Distal symmetric polyneuropathy, represented by chronic inflammatory demyelinating polyneuropathy, is a popular neurological condition. Some cases are known to be associated with genetic mutations or serum auto-antibodies, but the exact mechanisms in most cases are unknown. Recently, osmotic factors have been suggested to trigger some neurological disorders, such as neuromyelitis optica. The aim of the present study was to assess the possible association of osmotic factors in the pathogenesis of distal polyneuropathy. We prospectively measured the serum levels of osmolality, electrolytes, total protein, albumin, blood urea nitrogen, glucose, and osmolality gap in the patients with acute distal polyneuropathy before treatments (n = 12) and those with other comprehensive neurological disorders such as multiple sclerosis and neurodegenerative diseases (n = 176). Then, we compared each osmotic fraction between the two groups. As a result, all of the 12 patients with acute distal polyneuropathy, including 4 patients with chronic inflammatory demyelinating polyneuropathy, showed abnormally high or low values of osmolality gap, compared to the others (p < 0.0001, F-test).
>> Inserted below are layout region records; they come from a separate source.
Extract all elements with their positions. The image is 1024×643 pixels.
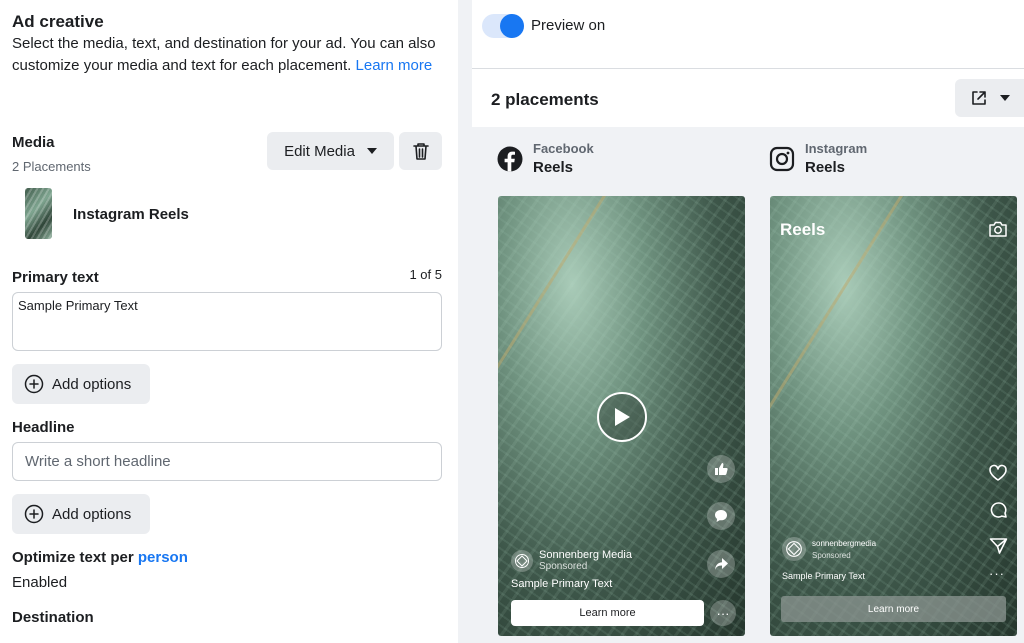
ad-creative-panel: Ad creative Select the media, text, and … <box>0 0 458 643</box>
instagram-advertiser: sonnenbergmedia Sponsored <box>782 537 876 561</box>
destination-label: Destination <box>12 609 94 626</box>
media-placements-count: 2 Placements <box>12 159 91 174</box>
advertiser-logo-icon <box>511 549 533 572</box>
facebook-icon <box>497 146 523 172</box>
facebook-placement-type: Reels <box>533 159 574 176</box>
placements-header: 2 placements <box>472 69 1024 127</box>
edit-media-label: Edit Media <box>284 142 355 160</box>
share-icon <box>715 558 728 570</box>
send-icon[interactable] <box>989 537 1008 555</box>
add-options-label: Add options <box>52 505 132 523</box>
primary-text-add-options-button[interactable]: Add options <box>12 364 150 404</box>
preview-toggle-label: Preview on <box>531 17 606 34</box>
add-options-label: Add options <box>52 375 132 393</box>
preview-toggle[interactable] <box>482 14 524 38</box>
optimize-text-prefix: Optimize text per <box>12 549 134 566</box>
advertiser-logo-icon <box>782 537 806 561</box>
edit-media-button[interactable]: Edit Media <box>267 132 394 170</box>
thumbs-up-icon <box>715 463 728 475</box>
plus-circle-icon <box>24 374 44 394</box>
share-button[interactable] <box>707 550 735 578</box>
optimize-text-value: Enabled <box>12 574 68 591</box>
media-item-label: Instagram Reels <box>73 206 189 223</box>
facebook-sponsored-label: Sponsored <box>539 561 588 572</box>
primary-text-count: 1 of 5 <box>409 267 442 282</box>
instagram-primary-text: Sample Primary Text <box>782 571 865 581</box>
camera-icon[interactable] <box>988 220 1008 238</box>
headline-input[interactable] <box>12 442 442 481</box>
placements-title: 2 placements <box>491 90 599 109</box>
instagram-sponsored-label: Sponsored <box>812 550 851 560</box>
instagram-platform-label: Instagram <box>805 141 868 156</box>
instagram-learn-more-button[interactable]: Learn more <box>781 596 1006 622</box>
more-options-icon[interactable]: ··· <box>710 600 736 626</box>
person-link[interactable]: person <box>138 549 188 566</box>
trash-icon <box>412 143 429 160</box>
plus-circle-icon <box>24 504 44 524</box>
headline-add-options-button[interactable]: Add options <box>12 494 150 534</box>
panel-divider <box>458 0 472 643</box>
facebook-advertiser-name: Sonnenberg Media <box>539 549 632 561</box>
fern-stem <box>498 196 612 442</box>
more-options-icon[interactable]: ··· <box>989 566 1005 581</box>
play-icon <box>615 408 630 426</box>
primary-text-input[interactable]: Sample Primary Text <box>12 292 442 351</box>
section-title: Ad creative <box>12 12 104 31</box>
instagram-advertiser-name: sonnenbergmedia <box>812 538 877 548</box>
headline-label: Headline <box>12 419 75 436</box>
external-link-icon <box>971 91 986 105</box>
optimize-text-label: Optimize text per person <box>12 549 188 566</box>
instagram-reels-header: Reels <box>780 220 826 239</box>
comment-icon <box>715 510 727 522</box>
section-description: Select the media, text, and destination … <box>12 33 442 77</box>
heart-icon[interactable] <box>988 464 1008 482</box>
caret-down-icon <box>999 95 1010 101</box>
media-thumbnail[interactable] <box>25 188 52 239</box>
comment-icon[interactable] <box>989 501 1008 520</box>
facebook-reel-preview[interactable]: Sonnenberg Media Sponsored Sample Primar… <box>498 196 745 636</box>
facebook-advertiser: Sonnenberg Media Sponsored <box>511 549 632 572</box>
learn-more-link[interactable]: Learn more <box>356 57 433 74</box>
media-label: Media <box>12 134 55 151</box>
instagram-placement-type: Reels <box>805 159 846 176</box>
like-button[interactable] <box>707 455 735 483</box>
comment-button[interactable] <box>707 502 735 530</box>
caret-down-icon <box>366 148 377 154</box>
delete-media-button[interactable] <box>399 132 442 170</box>
instagram-placement-header: Instagram Reels <box>769 141 867 179</box>
open-preview-button[interactable] <box>955 79 1024 117</box>
toggle-knob <box>500 14 524 38</box>
facebook-placement-header: Facebook Reels <box>497 141 594 179</box>
facebook-primary-text: Sample Primary Text <box>511 578 613 590</box>
preview-panel: Preview on 2 placements Facebook Reels I… <box>472 0 1024 643</box>
facebook-learn-more-button[interactable]: Learn more <box>511 600 704 626</box>
facebook-platform-label: Facebook <box>533 141 594 156</box>
instagram-icon <box>769 146 795 172</box>
primary-text-label: Primary text <box>12 269 99 286</box>
instagram-reel-preview[interactable]: Reels sonnenbergmedia Sponsored Sample P… <box>770 196 1017 636</box>
play-button[interactable] <box>597 392 647 442</box>
placements-body: Facebook Reels Instagram Reels Sonnenber… <box>472 127 1024 643</box>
In the patients with other diseases, there were 2 patients with abnormally high osmolality gap values, which were attributable to their hyperlipidemia or high titer of serum autoantibody unrelated to polyneuropathy. In conclusion, serum osmolality gap would be elevated or decreased in the acute phase of distal symmetric polyneuropathy. Osmotic imbalance between the serum and nerve cells, based on abnormal excess or deficit of some unidentified serum osmolytes, may be one of the mechanisms in symmetric polyneuropathy with unknown causes.